Abstract

During the 20th Century the flow of most rivers in the United States was regulated by diversions and dams, with major impacts on riparian forests. Few unregulated rivers remain to provide baseline information for assessing these impacts. We characterized patterns in riparian plant communities along chronosequences on the unregulated Yampa River and the regulated Green River in northwestern Colorado, examining patterns in plant species diversity in relation to the ages of floodplain terraces. On both rivers, mean plant species richness in cottonwood ( Populus deltoides Marshall subsp. wislizenzii (Watson) Eckenwalder) dominated riparian forests declined by more than 50% from young sites (<20 years) to old upland terraces (>250 years).
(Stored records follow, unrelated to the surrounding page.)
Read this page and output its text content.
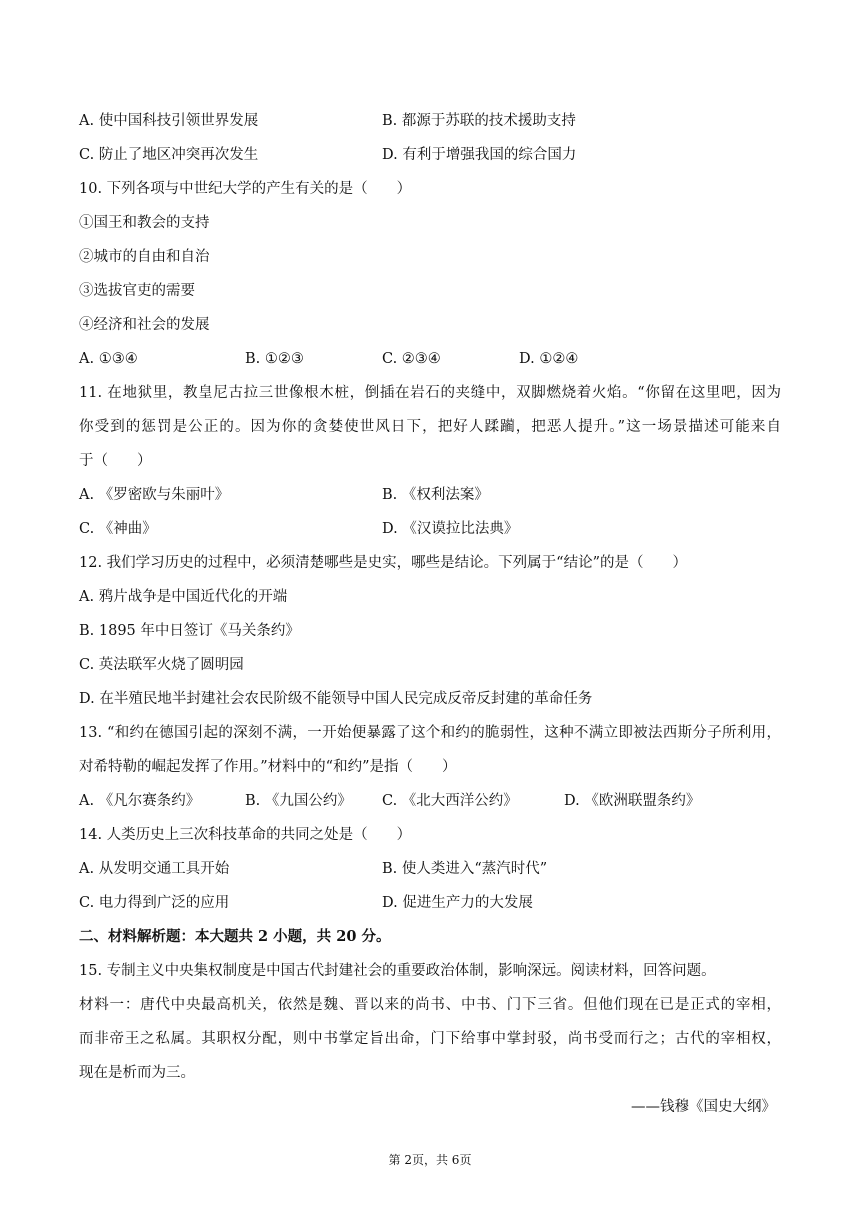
A. 使中国科技引领世界发展	B. 都源于苏联的技术援助支持
C. 防止了地区冲突再次发生	D. 有利于增强我国的综合国力
10. 下列各项与中世纪大学的产生有关的是（　　）
①国王和教会的支持
②城市的自由和自治
③选拔官吏的需要
④经济和社会的发展
A. ①③④	B. ①②③	C. ②③④	D. ①②④
11. 在地狱里，教皇尼古拉三世像根木桩，倒插在岩石的夹缝中，双脚燃烧着火焰。“你留在这里吧，因为
你受到的惩罚是公正的。因为你的贪婪使世风日下，把好人蹂躏，把恶人提升。”这一场景描述可能来自
于（　　）
A. 《罗密欧与朱丽叶》	B. 《权利法案》
C. 《神曲》	D. 《汉谟拉比法典》
12. 我们学习历史的过程中，必须清楚哪些是史实，哪些是结论。下列属于“结论”的是（　　）
A. 鸦片战争是中国近代化的开端
B. 1895 年中日签订《马关条约》
C. 英法联军火烧了圆明园
D. 在半殖民地半封建社会农民阶级不能领导中国人民完成反帝反封建的革命任务
13. “和约在德国引起的深刻不满，一开始便暴露了这个和约的脆弱性，这种不满立即被法西斯分子所利用，
对希特勒的崛起发挥了作用。”材料中的“和约”是指（　　）
A. 《凡尔赛条约》	B. 《九国公约》 C. 《北大西洋公约》	D. 《欧洲联盟条约》
14. 人类历史上三次科技革命的共同之处是（　　）
A. 从发明交通工具开始	B. 使人类进入“蒸汽时代”
C. 电力得到广泛的应用	D. 促进生产力的大发展
二、材料解析题：本大题共 2 小题，共 20 分。
15. 专制主义中央集权制度是中国古代封建社会的重要政治体制，影响深远。阅读材料，回答问题。
材料一：唐代中央最高机关，依然是魏、晋以来的尚书、中书、门下三省。但他们现在已是正式的宰相，
而非帝王之私属。其职权分配，则中书掌定旨出命，门下给事中掌封驳，尚书受而行之；古代的宰相权，
现在是析而为三。
——钱穆《国史大纲》
第 2页，共 6页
Mean species richness (number of plant species/1000 m 2) was 40% higher on the unregulated Yampa River than on the regulated Green River, and 84% of the variance in total species richness related to age class, river, and tree cover. One-third of the plant species in all plots were exotic and 63% of the variance in exotic species richness was explained by a positive correlation with the richness of native species. On the Yampa and Green Rivers, ecosystem development and river regulation both reduce species richness, and these effects appear to be additive. The methods and insights from this study can be applied to other river systems to investigate the processes that change species diversity over time, and vegetation responses to the major changes in environmental conditions that follow river regulation.